Negative Keyword Draft — ALWAYS PRODUCED

This skill's primary deliverable is a negative keyword draft. Every run that identifies exclusion-worthy terms produces one.

Create using drafts/templates/negative-draft.md:

  • Write to workspace/ads/drafts/YYYY-MM-DD-[account-slug]-negatives.md
  • Include every recommended negative with all fields: keyword, match type, scope, reason, spend wasted, collateral risk, reversibility
  • Group negatives by theme (e.g., "Job-seeker exclusions," "Informational queries," "Competitor brand terms")
  • Update workspace/ads/drafts/_index.md
  • Announce: "Draft created: workspace/ads/drafts/YYYY-MM-DD-[account-slug]-negatives.md — N negatives for [scope description]"

Negatives to REMOVE

The draft template now includes three sections: Add, Remove, and Narrow/Move.

When to recommend removal:

  • An existing negative is blocking traffic that matches the business's actual services (e.g., "brick" negative on a brick recycling company)
  • A broad-match negative is suppressing queries that more specific negatives would handle better
  • Business services have changed since the negative was added (e.g., company now offers junk removal but had "junk" as a negative)
  • A negative was auto-generated (common in Smart campaigns) and doesn't reflect operator intent

When to recommend narrowing:

  • A phrase-match negative is correct in concept but too aggressive in scope (e.g., "free" as phrase match blocking "free estimate" queries)
  • A campaign-level negative should be ad-group-level (or vice versa)
  • A broad-match negative should be phrase or exact

Always cross-reference existing negatives against:

  1. The business's actual services (from workspace/ads/account.md)
  2. Converting search terms (from the search terms report)
  3. The Intent Map (from workspace/ads/intent-map.md)

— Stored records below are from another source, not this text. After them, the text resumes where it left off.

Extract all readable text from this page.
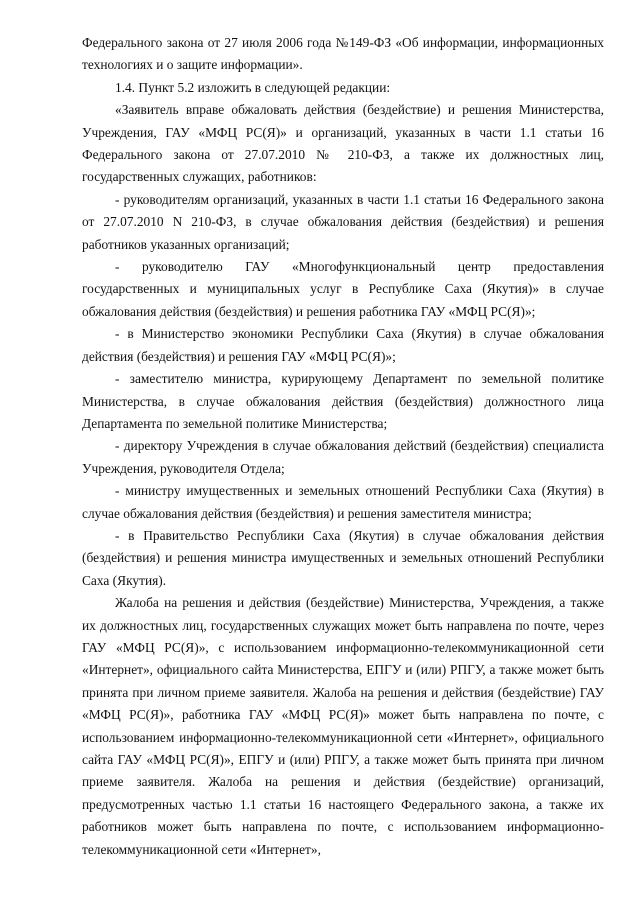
Федерального закона от 27 июля 2006 года №149-ФЗ «Об информации, информационных технологиях и о защите информации».

1.4. Пункт 5.2 изложить в следующей редакции:

«Заявитель вправе обжаловать действия (бездействие) и решения Министерства, Учреждения, ГАУ «МФЦ РС(Я)» и организаций, указанных в части 1.1 статьи 16 Федерального закона от 27.07.2010 № 210-ФЗ, а также их должностных лиц, государственных служащих, работников:

- руководителям организаций, указанных в части 1.1 статьи 16 Федерального закона от 27.07.2010 N 210-ФЗ, в случае обжалования действия (бездействия) и решения работников указанных организаций;

- руководителю ГАУ «Многофункциональный центр предоставления государственных и муниципальных услуг в Республике Саха (Якутия)» в случае обжалования действия (бездействия) и решения работника ГАУ «МФЦ РС(Я)»;

- в Министерство экономики Республики Саха (Якутия) в случае обжалования действия (бездействия) и решения ГАУ «МФЦ РС(Я)»;

- заместителю министра, курирующему Департамент по земельной политике Министерства, в случае обжалования действия (бездействия) должностного лица Департамента по земельной политике Министерства;

- директору Учреждения в случае обжалования действий (бездействия) специалиста Учреждения, руководителя Отдела;

- министру имущественных и земельных отношений Республики Саха (Якутия) в случае обжалования действия (бездействия) и решения заместителя министра;

- в Правительство Республики Саха (Якутия) в случае обжалования действия (бездействия) и решения министра имущественных и земельных отношений Республики Саха (Якутия).

Жалоба на решения и действия (бездействие) Министерства, Учреждения, а также их должностных лиц, государственных служащих может быть направлена по почте, через ГАУ «МФЦ РС(Я)», с использованием информационно-телекоммуникационной сети «Интернет», официального сайта Министерства, ЕПГУ и (или) РПГУ, а также может быть принята при личном приеме заявителя. Жалоба на решения и действия (бездействие) ГАУ «МФЦ РС(Я)», работника ГАУ «МФЦ РС(Я)» может быть направлена по почте, с использованием информационно-телекоммуникационной сети «Интернет», официального сайта ГАУ «МФЦ РС(Я)», ЕПГУ и (или) РПГУ, а также может быть принята при личном приеме заявителя. Жалоба на решения и действия (бездействие) организаций, предусмотренных частью 1.1 статьи 16 настоящего Федерального закона, а также их работников может быть направлена по почте, с использованием информационно-телекоммуникационной сети «Интернет»,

If isolation is the better answer

When the analysis reveals that traffic doesn't need exclusion but rather better routing:

  • Note this in the negative draft's Dependencies section
  • Create a supplementary structure draft using drafts/templates/structure-draft.md
  • Link the two drafts to each other

Always update workspace memory:

  • workspace/ads/negatives.md — updated negative list (proposed + existing)
  • workspace/ads/queries.md — waste patterns identified
  • workspace/ads/findings.md — strategic notes

Output Shape

  1. Account Status block — account name, CID, status, date range used, tracking confidence, mode
  2. Existing negatives summary (what's already excluded, any harmful ones flagged)
  3. Waste analysis (clusters, patterns, spend amounts)
  4. Exclusion vs. isolation decisions (with reasoning)
  5. Recommended negatives (summary table)
  6. Draft created (path and summary)
  7. Confidence assessment
  8. Memory updates

Rules

  • Do not negative underperformance when the real issue is structure or copy.
  • Do not recommend broad negatives casually.
  • Always note collateral risk.
  • Always say when confidence is low.
  • Exact match is safest. Phrase match is the default. Broad match negative is a last resort.
  • Campaign-level negatives are fine for focused campaigns. Shared lists are better for account-wide exclusion themes.
  • Every negative draft is a decision document, not a wish list. Each entry must be individually justified.